Friday, Feb. 12, 1965
General Unrest
Cabinet ministers come and go in the government of President Guillermo Leon Valencia, 55, and Colombians generally pay little attention. Last week one minister who had been loyally with Valencia for 21 years was out of a job, and the country was agog.
He was Army General Alberto Ruiz Novoa, 48, Colombia's war minister and its most compelling public figure (TIME, Dec. 11). Commander of Colombia's small force in the Korean War, he established a reputation as a reformer in uniform after Valencia brought him into the Cabinet in 1962. At the time, the country was plagued by poverty-fed badlands banditry that had been going on unabated for more than a decade. Ruiz Novoa initiated a program of civic action by the army to help peasants improve their lot. He also reorganized Colombia's army into what is today South America's most effective anti-guerrilla force, managed to reduce the bandits to the status of a mere nuisance.
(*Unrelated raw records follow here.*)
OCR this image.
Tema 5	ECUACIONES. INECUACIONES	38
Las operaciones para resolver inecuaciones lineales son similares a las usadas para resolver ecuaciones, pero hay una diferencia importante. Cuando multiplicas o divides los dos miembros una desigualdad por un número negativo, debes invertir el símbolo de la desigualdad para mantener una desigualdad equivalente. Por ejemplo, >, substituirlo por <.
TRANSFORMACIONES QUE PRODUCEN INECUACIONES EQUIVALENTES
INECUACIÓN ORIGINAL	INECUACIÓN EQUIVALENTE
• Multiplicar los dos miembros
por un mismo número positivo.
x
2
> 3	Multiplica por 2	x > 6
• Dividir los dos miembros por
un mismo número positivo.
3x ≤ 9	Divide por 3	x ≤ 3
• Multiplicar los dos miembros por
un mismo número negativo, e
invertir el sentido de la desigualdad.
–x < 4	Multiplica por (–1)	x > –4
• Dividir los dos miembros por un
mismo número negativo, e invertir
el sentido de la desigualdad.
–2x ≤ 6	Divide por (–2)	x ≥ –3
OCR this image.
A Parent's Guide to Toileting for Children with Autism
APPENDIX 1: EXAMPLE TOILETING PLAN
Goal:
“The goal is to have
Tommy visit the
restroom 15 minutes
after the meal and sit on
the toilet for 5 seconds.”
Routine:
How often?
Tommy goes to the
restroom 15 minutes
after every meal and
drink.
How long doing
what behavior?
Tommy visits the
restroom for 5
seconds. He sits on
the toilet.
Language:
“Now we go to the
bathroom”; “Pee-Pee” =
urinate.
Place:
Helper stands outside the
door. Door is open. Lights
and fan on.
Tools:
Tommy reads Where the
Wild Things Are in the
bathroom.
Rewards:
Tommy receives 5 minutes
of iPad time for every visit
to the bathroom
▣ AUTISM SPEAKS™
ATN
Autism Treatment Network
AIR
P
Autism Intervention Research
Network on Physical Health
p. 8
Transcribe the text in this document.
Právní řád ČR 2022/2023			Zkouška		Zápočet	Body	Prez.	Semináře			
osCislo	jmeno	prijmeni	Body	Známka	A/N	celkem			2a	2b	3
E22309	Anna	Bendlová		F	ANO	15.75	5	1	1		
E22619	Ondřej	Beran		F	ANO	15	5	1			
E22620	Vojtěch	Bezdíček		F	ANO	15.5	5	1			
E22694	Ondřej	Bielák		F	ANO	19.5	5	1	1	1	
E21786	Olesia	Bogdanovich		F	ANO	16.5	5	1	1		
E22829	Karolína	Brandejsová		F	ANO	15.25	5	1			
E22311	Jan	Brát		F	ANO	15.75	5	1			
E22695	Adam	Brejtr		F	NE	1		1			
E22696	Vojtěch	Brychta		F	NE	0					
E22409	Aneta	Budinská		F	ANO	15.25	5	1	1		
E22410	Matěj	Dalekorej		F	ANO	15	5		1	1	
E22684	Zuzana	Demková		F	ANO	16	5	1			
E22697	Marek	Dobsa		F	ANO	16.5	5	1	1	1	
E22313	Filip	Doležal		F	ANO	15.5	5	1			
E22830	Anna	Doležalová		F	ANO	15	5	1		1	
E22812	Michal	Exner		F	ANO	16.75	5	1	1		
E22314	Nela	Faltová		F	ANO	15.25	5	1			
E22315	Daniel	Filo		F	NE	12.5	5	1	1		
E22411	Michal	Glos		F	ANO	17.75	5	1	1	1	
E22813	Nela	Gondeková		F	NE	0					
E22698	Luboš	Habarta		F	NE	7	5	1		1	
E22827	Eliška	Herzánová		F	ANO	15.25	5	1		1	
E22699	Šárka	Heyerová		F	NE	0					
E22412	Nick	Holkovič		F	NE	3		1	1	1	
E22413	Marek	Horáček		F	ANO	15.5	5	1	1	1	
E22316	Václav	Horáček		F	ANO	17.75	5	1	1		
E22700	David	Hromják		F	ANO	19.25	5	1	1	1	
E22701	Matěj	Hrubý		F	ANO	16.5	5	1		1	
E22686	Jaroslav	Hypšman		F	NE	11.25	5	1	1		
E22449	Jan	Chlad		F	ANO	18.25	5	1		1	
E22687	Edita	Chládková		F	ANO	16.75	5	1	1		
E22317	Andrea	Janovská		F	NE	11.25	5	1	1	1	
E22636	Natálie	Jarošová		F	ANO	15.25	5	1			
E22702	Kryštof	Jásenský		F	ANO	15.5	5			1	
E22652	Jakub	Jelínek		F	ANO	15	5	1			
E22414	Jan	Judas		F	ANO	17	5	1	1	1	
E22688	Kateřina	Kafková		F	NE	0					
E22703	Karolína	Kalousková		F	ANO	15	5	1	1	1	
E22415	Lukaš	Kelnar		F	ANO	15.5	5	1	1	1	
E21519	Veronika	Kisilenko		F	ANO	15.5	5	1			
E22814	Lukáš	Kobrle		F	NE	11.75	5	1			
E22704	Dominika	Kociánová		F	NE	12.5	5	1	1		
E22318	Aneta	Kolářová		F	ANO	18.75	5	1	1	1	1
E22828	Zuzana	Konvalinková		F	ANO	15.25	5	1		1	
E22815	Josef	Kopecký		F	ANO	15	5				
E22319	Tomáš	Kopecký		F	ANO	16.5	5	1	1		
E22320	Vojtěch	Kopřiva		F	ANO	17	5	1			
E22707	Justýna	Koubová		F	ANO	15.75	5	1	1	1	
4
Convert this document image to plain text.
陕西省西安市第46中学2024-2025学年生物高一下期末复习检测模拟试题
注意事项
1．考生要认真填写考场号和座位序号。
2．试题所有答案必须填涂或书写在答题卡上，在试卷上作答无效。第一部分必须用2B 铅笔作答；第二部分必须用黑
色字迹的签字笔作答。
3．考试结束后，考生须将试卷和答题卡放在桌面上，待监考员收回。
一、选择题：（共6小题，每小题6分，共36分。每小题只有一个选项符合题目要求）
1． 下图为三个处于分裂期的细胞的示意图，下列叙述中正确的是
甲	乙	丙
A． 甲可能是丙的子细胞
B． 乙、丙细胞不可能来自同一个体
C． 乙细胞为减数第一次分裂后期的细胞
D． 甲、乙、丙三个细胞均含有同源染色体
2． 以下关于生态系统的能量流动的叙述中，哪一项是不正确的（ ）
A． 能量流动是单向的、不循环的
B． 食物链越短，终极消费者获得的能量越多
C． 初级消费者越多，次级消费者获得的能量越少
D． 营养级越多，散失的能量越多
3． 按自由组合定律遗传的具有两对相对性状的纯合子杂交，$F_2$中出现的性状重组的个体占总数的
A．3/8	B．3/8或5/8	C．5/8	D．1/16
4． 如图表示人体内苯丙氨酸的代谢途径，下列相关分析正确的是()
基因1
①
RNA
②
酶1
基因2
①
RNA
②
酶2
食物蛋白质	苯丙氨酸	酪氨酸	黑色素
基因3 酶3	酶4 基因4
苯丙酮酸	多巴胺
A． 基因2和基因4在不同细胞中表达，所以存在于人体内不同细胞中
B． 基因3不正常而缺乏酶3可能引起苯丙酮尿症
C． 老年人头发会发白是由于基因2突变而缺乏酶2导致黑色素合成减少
Blunt Talk. All this made him powerfully popular--and increasingly talkative. In his blunt way, he began to criticize the government in unmilitary speeches. Agrarian reform was moving too slowly, he said. There was no national purpose. Pressure groups of the aristocracy were hindering progress. The country badly needed "an immediate social-economic revolution."
Lately, rumors have been going around Bogota that Ruiz Novoa was planning a coup--though he vehemently denied it. The opportunity was supposed to be a general strike called by the unions to protest a broad new sales tax. But the strike, attempted two weeks ago, fizzled completely, and Valencia used the occasion to fire his contentious war minister, charging that Ruiz Novoa's policies were splitting the armed forces. Into his place went General Gabriel Rebeiz Pizarro, 49, second man in the military hierarchy and the one who made the charges against his boss to Valencia.
Now to the People? Few Colombians believe that they have heard the last from the ousted general. After he was cashiered, a group of officers pleaded with him to lead a coup against the government. Ruiz Novoa turned them down with a lecture on democracy. Colombia's Social Christian Democrats have offered to make him their candidate in the 1966 presidential elections, and other anti-government parties are talking of a Ruiz Novoa coalition. He has not yet chosen his political affiliation, but that is only a formality he seems certain to fulfill. Wrote the general in a letter to a friend last week: "The people have asked me not to abandon the fight."